Counselors were sent to meet with Hy-Vee employees. The Hy-Vee convenience store remains closed. A Hy-Vee vice president said like the rest of the Le Mars community, company officials are “shocked and saddened” by the shooting and she said the two employees who were injured were in “our thoughts and prayers.”
Police in Red Oak, Sunday night, arrested a woman on a drug charge. 35-year old Nicole Leann Barker, of Red Oak, was taken into custody at around 9-p.m. in the 2400 block of N. 8th Street, for Possession of Drug Paraphernalia. Barker was being held in the Montgomery County Jail on a $300 bond.
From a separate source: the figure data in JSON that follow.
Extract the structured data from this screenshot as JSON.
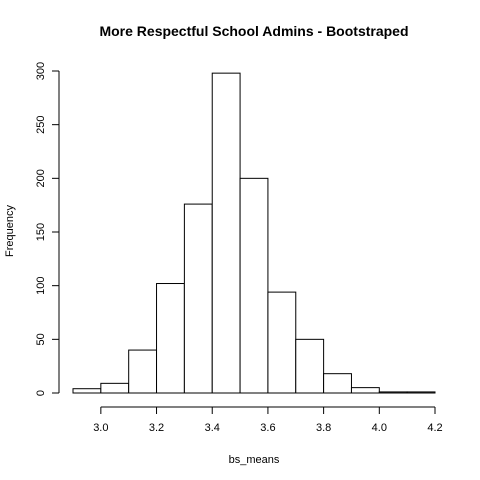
{
  "chart_data": {
    "type": "histogram",
    "title": "More Respectful School Admins - Bootstraped",
    "xlabel": "bs_means",
    "ylabel": "Frequency",
    "bin_edges": [
      2.9,
      3.0,
      3.1,
      3.2,
      3.3,
      3.4,
      3.5,
      3.6,
      3.7,
      3.8,
      3.9,
      4.0,
      4.1,
      4.2
    ],
    "counts": [
      4,
      9,
      40,
      102,
      176,
      298,
      200,
      94,
      50,
      18,
      5,
      1,
      1
    ],
    "xlim": [
      2.9,
      4.2
    ],
    "ylim": [
      0,
      300
    ],
    "x_ticks": [
      3.0,
      3.2,
      3.4,
      3.6,
      3.8,
      4.0,
      4.2
    ],
    "x_tick_labels": [
      "3.0",
      "3.2",
      "3.4",
      "3.6",
      "3.8",
      "4.0",
      "4.2"
    ],
    "y_ticks": [
      0,
      50,
      100,
      150,
      200,
      250,
      300
    ],
    "y_tick_labels": [
      "0",
      "50",
      "100",
      "150",
      "200",
      "250",
      "300"
    ],
    "grid": false,
    "bar_fill": "#ffffff",
    "bar_stroke": "#000000"
  }
}
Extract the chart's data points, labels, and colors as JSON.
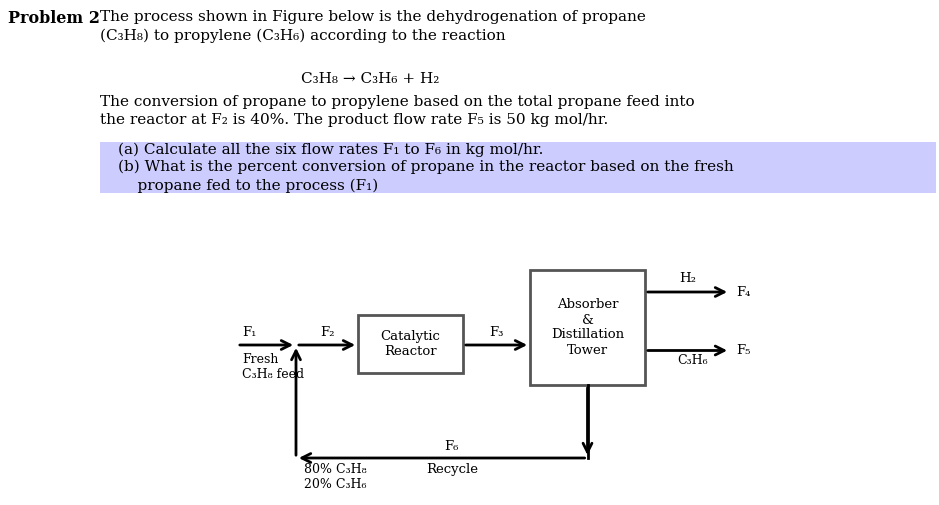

Here is the latest Iowa news from The Associated Press at 3:40 a.m. CDT
DES MOINES, Iowa (AP) — In Iowa, one of the whitest states in the nation, black Democrats are more energized than they’ve been since Barack Obama’s 2008 campaign and poised to make a mark on 2020. Driven by dissatisfaction with President Donald Trump, they could make a difference in a state that chooses its primary candidate via a caucus, which, unlike an open primary, attracts only the most motivated voters.
GLENWOOD, Iowa (AP) — A former western Iowa art teacher and track coach accused of groping and having other sexual contact with a female student has been convicted of two counts. Prosecutors in Mills County say a jury convicted 40-year-old Christopher Lee Irvin, of Pacific Junction, on Friday of third-degree sexual abuse and sexual exploitation by a school employee. Irvin is being held without bond until his sentencing at a later date, when he faces up to 12 years in prison.
NEBRASKA CITY, Neb. (AP) — Only weeks after reopening in the wake of historic flooding along the Missouri River in March, Interstate 29 on and off ramps for Highway 2 in southwest Iowa have again closed due to flooding. Highway 2 connects southwest Iowa to Nebraska City, Nebraska, over the Missouri River. The Omaha World-Herald reports that as of Saturday morning, floodwater was covering the ramps to the highway from I-29.